Sanık, Cumhuriyet Başsavcılığına verdiği dilekçede, katılanların bir cemaate üye olduğunu iddia etmiş ve katılanların iş sahiplerinin işlerini sürümcemede bıraktıklarını iddia etmiştir. Ancak bu iddialar idari yaptırım uygulanmasını gerektirir nitelikte olmadığı gibi soruşturma ya da kovuşturma gerektirir bir eylem de değildir. Dolayısıyla sanık, suçsuz bir kişiye karşı iftira suçu işlemiştir. Sanığın daha önceki disiplin soruşturması da katılanların haklarında \"kovuşturmaya yer olmadığına\" dair verilen karar, iftira suçunun işlendiğine kesin kanıt olmayacağı ve Anayasanın 74. maddesinde koruma altına alınan dilekçe hakkı kapsamında kaldığı gözetilmeden suçsuz olduğunu bildiği kişiye karşı suç yüklenmesine yönelik hareketleri, iftira suçunun unsurlarını oluşturmuştur. Bu suçun cezası, TCK'nın 267/1-2, 62, 53, 51/1-3. maddeleri gereğince verilir. TCK'nın 43/2. maddesi uyarınca, aynı fiilden birden fazla mağdur varsa cezanın artırılması gerekmektedir.
16. Ceza Dairesi         2015/3512 E.  ,  2015/3162 K.

    "İçtihat Metni"

    Mahkemesi :Asliye Ceza Mahkemesi
    Suç : İftira
    Hüküm : TCK"nın 267/1-2, 62, 53, 51/1-3. maddeleri gereğince mahkumiyet

    Dosya incelenerek gereği düşünüldü:
    1- İftira suçunun oluşabilmesi için, yetkili makamlara ihbar veya şikayette bulunarak işlemediğini bildiği halde, hakkında soruşturma ve kovuşturma başlatılmasını ya da idari bir yaptırım uygulanmasını sağlamak için bir kimseye hukuka aykırı bir fiil isnat edilmesi gerekir. 5237 sayılı Kanunun 267. maddesinin gerekçesi dikkate alındığında; idari yaptırım uygulanmasını gerektiren eylemler, kabahatler ve disiplin eylemleridir.

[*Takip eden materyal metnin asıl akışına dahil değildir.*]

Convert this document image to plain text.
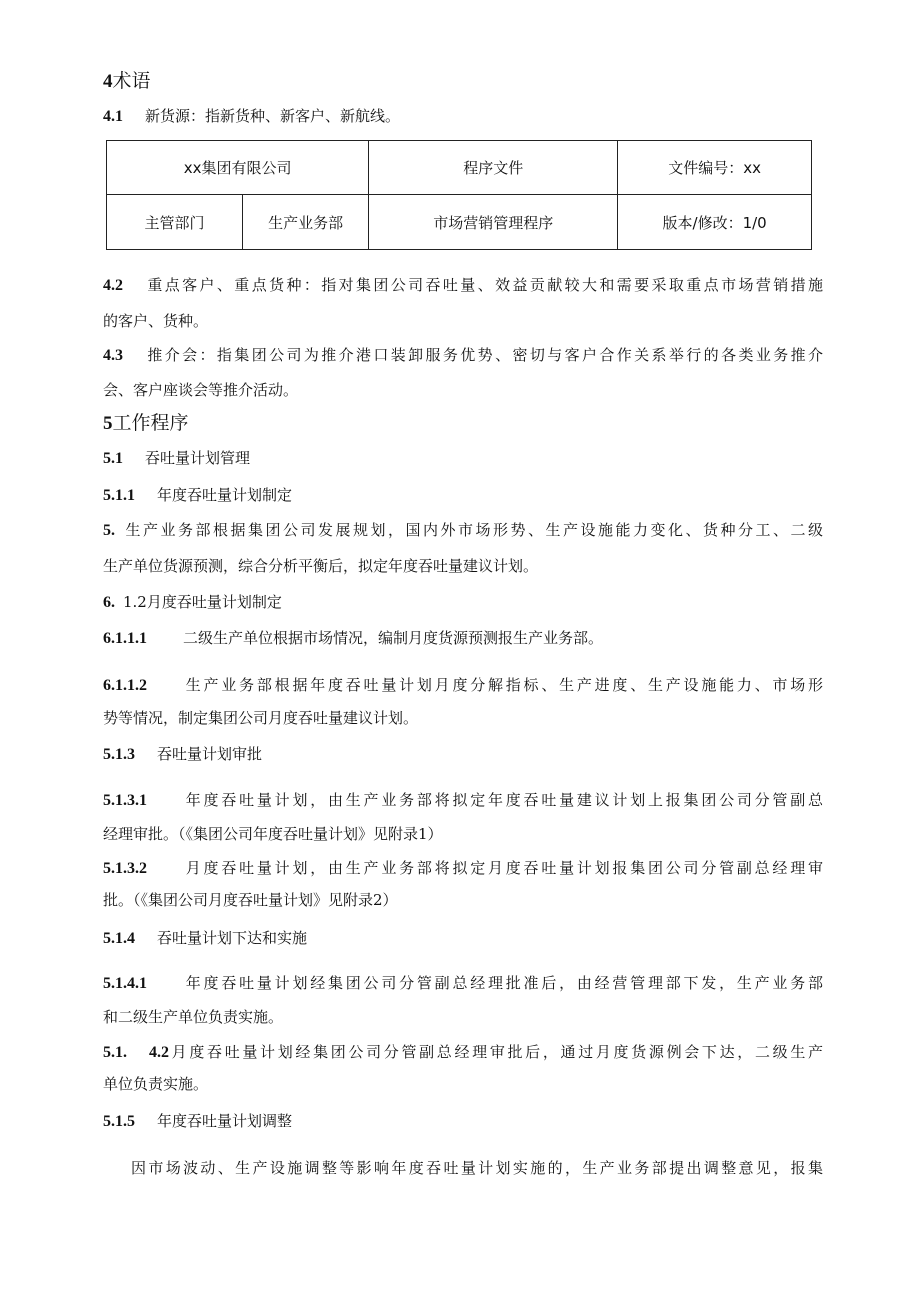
4术语
4.1 新货源：指新货种、新客户、新航线。
xx集团有限公司		程序文件	文件编号：xx
主管部门	生产业务部	市场营销管理程序	版本/修改：1/0
4.2 重点客户、重点货种：指对集团公司吞吐量、效益贡献较大和需要采取重点市场营销措施
的客户、货种。
4.3 推介会：指集团公司为推介港口装卸服务优势、密切与客户合作关系举行的各类业务推介
会、客户座谈会等推介活动。
5工作程序
5.1 吞吐量计划管理
5.1.1 年度吞吐量计划制定
5. 生产业务部根据集团公司发展规划，国内外市场形势、生产设施能力变化、货种分工、二级
生产单位货源预测，综合分析平衡后，拟定年度吞吐量建议计划。
6. 1.2月度吞吐量计划制定
6.1.1.1 二级生产单位根据市场情况，编制月度货源预测报生产业务部。
6.1.1.2 生产业务部根据年度吞吐量计划月度分解指标、生产进度、生产设施能力、市场形
势等情况，制定集团公司月度吞吐量建议计划。
5.1.3 吞吐量计划审批
5.1.3.1 年度吞吐量计划，由生产业务部将拟定年度吞吐量建议计划上报集团公司分管副总
经理审批。（《集团公司年度吞吐量计划》见附录1）
5.1.3.2 月度吞吐量计划，由生产业务部将拟定月度吞吐量计划报集团公司分管副总经理审
批。（《集团公司月度吞吐量计划》见附录2）
5.1.4 吞吐量计划下达和实施
5.1.4.1 年度吞吐量计划经集团公司分管副总经理批准后，由经营管理部下发，生产业务部
和二级生产单位负责实施。
5.1. 4.2月度吞吐量计划经集团公司分管副总经理审批后，通过月度货源例会下达，二级生产
单位负责实施。
5.1.5 年度吞吐量计划调整
因市场波动、生产设施调整等影响年度吞吐量计划实施的，生产业务部提出调整意见，报集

Hukuka aykırı isnat gerçekleşen bir eylemin mağdur tarafından işlenmediği halde onun tarafından gerçekleştirildiğine yönelik olabileceği gibi yaygın olarak aslında gerçekleşmeyen bir eylemin mağdur tarafından işlenmiş olduğunun ileri sürülmesi şeklinde görülmektedir.
    Yerleşik yargısal ve bilimsel içtihatlara göre, failin başkasının adını kullanarak yazdığı dilekçe ya da mektupla isnatta bulunması halinde iftira suçu oluşmakta ise de; 4483 sayılı Kanunda memurla ve diğer kamu görevlileri hakkındaki ihbar ve şikayetlerin soyut ve genel olmaması, kişi veya olayın belirtilmesi, iddiaların ciddi bulgu ve belgelere dayanması, dilekçe sahibinin ad, soyad ve imzası ile adresinin bulunması zorunlu görülmüş ve bu özellikleri taşımayan ihbar dilekçelerinin işleme konulmaması gerektiği belirtilmiştir. (4483 sayılı Kanun madde 4) Bu nedenle ciddi bulunmayacak nitelikteki ihbar ve şikayet dilekçeleri iftira suçu oluşturmayacaktır.

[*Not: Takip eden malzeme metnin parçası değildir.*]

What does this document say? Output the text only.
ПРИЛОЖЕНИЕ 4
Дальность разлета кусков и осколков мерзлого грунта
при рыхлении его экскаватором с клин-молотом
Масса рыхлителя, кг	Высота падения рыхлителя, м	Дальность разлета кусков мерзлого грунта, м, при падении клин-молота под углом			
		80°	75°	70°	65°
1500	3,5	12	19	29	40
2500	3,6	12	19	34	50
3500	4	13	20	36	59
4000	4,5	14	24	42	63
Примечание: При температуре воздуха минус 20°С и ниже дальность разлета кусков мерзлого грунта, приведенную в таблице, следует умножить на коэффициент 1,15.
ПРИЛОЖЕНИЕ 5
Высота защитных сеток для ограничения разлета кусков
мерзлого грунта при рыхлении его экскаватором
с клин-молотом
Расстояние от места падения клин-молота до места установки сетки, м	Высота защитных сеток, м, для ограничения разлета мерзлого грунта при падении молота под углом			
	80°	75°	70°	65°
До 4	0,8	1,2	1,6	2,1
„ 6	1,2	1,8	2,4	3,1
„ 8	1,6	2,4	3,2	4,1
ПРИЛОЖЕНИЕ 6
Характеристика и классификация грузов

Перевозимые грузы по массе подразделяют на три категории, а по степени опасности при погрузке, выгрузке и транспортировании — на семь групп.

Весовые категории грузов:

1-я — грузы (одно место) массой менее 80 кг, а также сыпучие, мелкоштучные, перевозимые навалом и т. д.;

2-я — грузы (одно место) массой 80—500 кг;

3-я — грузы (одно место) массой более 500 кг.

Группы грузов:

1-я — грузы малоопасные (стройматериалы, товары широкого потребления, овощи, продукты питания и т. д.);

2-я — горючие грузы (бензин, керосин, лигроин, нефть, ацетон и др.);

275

    Bu açıklamalar ışığında;
    Somut olayda sanığın Cumhuriyet Başsavcılığına vermiş olduğu 20.01.2014 tarihli dilekçesinde; katılanların bir cemaate üye olduğu, bu amaçla toplantı yaptıkları yönündeki başkaca isnat içermeyen iddiaları katılanlar hakkında idari yaptırım uygulanmasını gerektirir nitelikte olmadığı gibi soruşturma ya da kovuşturma gerektirir bir eylem de değildir.

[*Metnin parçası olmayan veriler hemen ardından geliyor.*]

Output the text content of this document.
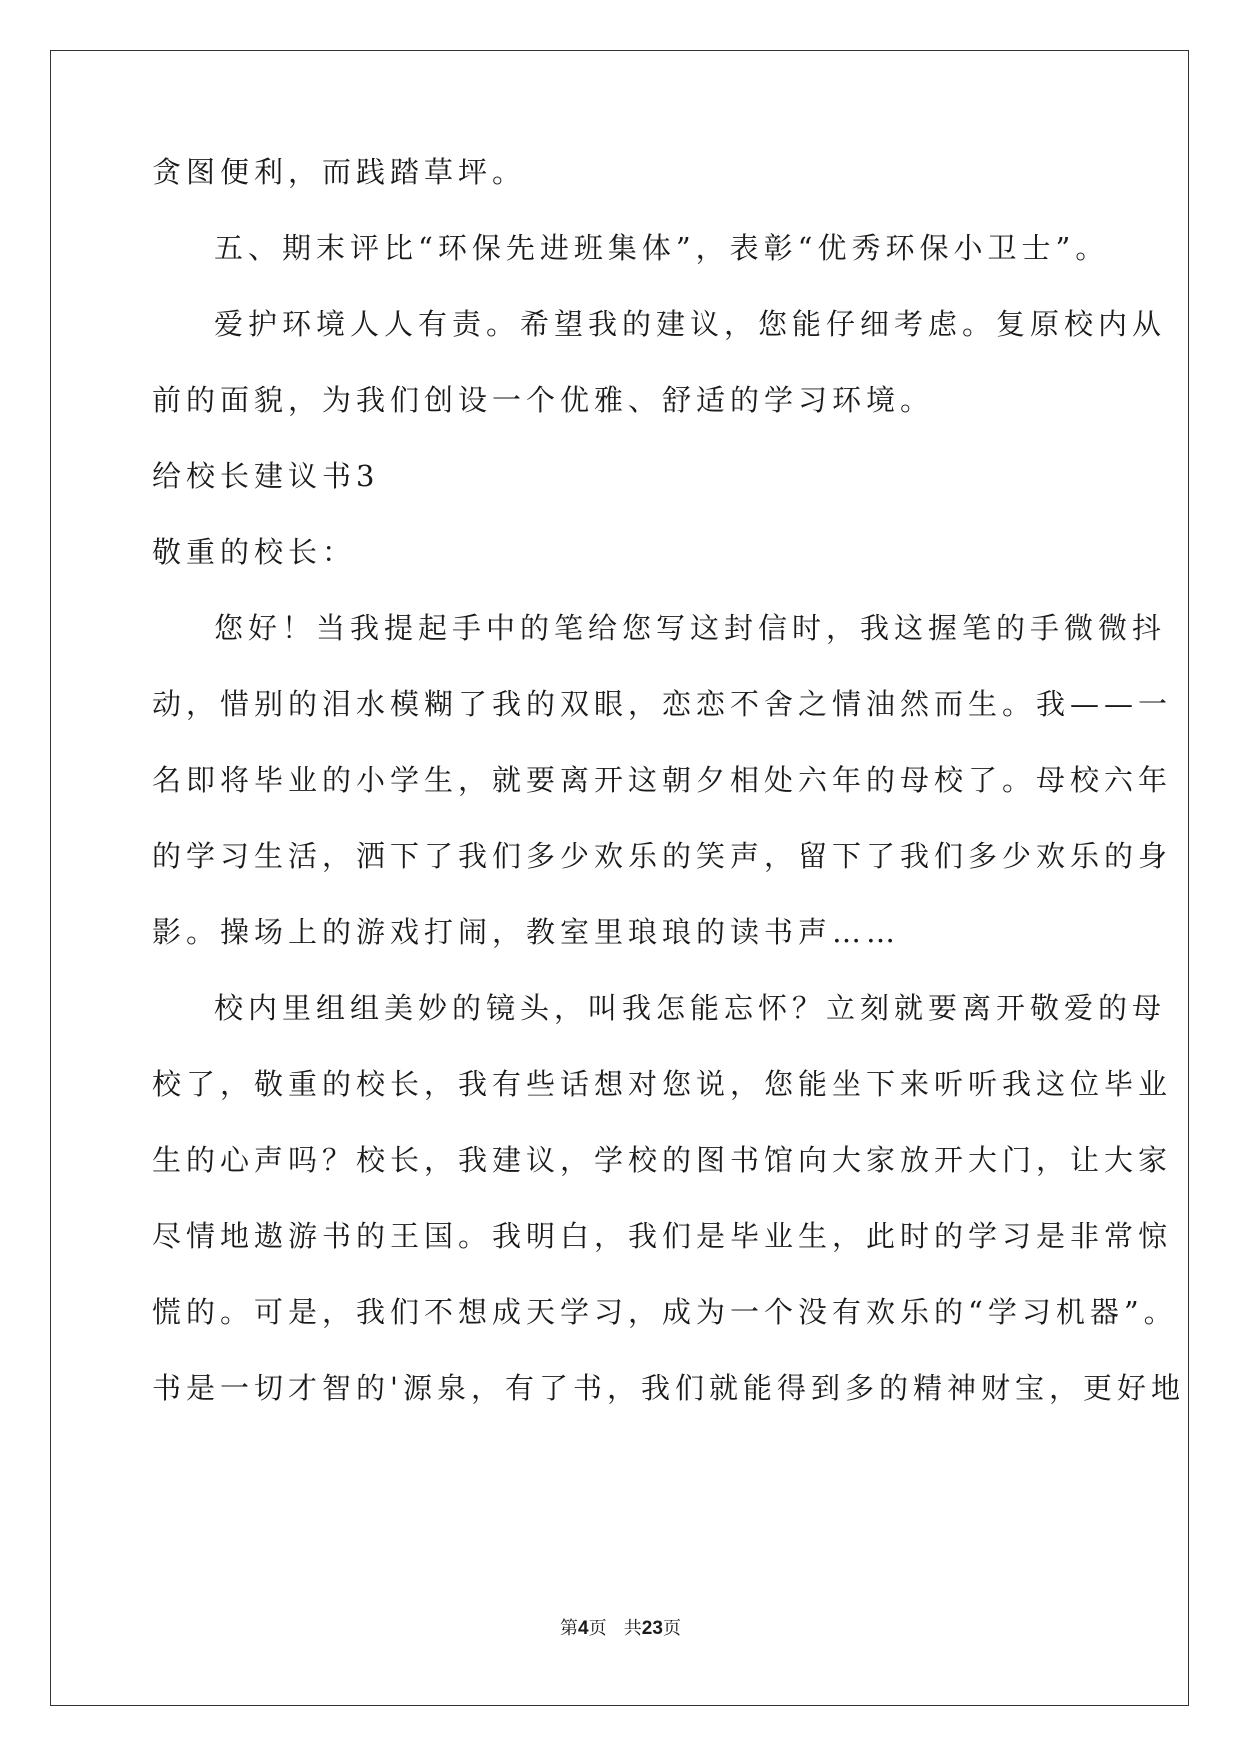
贪图便利，而践踏草坪。
五、期末评比“环保先进班集体”，表彰“优秀环保小卫士”。
爱护环境人人有责。希望我的建议，您能仔细考虑。复原校内从
前的面貌，为我们创设一个优雅、舒适的学习环境。
给校长建议书3
敬重的校长：
您好！当我提起手中的笔给您写这封信时，我这握笔的手微微抖
动，惜别的泪水模糊了我的双眼，恋恋不舍之情油然而生。我——一
名即将毕业的小学生，就要离开这朝夕相处六年的母校了。母校六年
的学习生活，洒下了我们多少欢乐的笑声，留下了我们多少欢乐的身
影。操场上的游戏打闹，教室里琅琅的读书声……
校内里组组美妙的镜头，叫我怎能忘怀？立刻就要离开敬爱的母
校了，敬重的校长，我有些话想对您说，您能坐下来听听我这位毕业
生的心声吗？校长，我建议，学校的图书馆向大家放开大门，让大家
尽情地遨游书的王国。我明白，我们是毕业生，此时的学习是非常惊
慌的。可是，我们不想成天学习，成为一个没有欢乐的“学习机器”。
书是一切才智的'源泉，有了书，我们就能得到多的精神财宝，更好地
第4页 共23页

    Dilekçedeki diğer isnat ise; katılanların iş sahiplerinin işlerini sürümcemede bırakmak şeklindeki iddialardır. Sanığın bu iddialarına ilişkin disiplin soruşturması sırasında dinlenen tanık avukatların beyanlar da dikkate alındığında, katılanlar haklarında "kovuşturmaya yer olmadığına" dair verilen karar, iftira suçunun işlendiğine kesin kanıt olmayacağı ve Anayasanın 74. maddesinde koruma altına alınan dilekçe hakkı kapsamında kaldığı gözetilmeden suçsuz olduğunu bildiği kişiye karşı suç yükleme kastının ve dolayısıyla iftira suçunun unsurlarının nasıl oluştuğu tartışılmadan yazılı şekilde mahkumiyet kararı verilmesi,
    2- Kabul ve uygulamaya göre ise;
    Hukuksal anlamda tek bir fiil ile birden fazla mağdura iftirada bulunduğu iddia ve kabul edilen sanık hakkında TCK"nın 43/2. maddesi uyarınca cezanın arttırılması gerektiğinin gözetilmemesi,
    Kanuna aykırı, sanık ve katılanların temyiz itirazları yukarıda belirtilen nedenlerle yerinde görüldüğünden hükmün BOZULMASINA, 01.10.2015 tarihinde oybirliği ile karar verildi.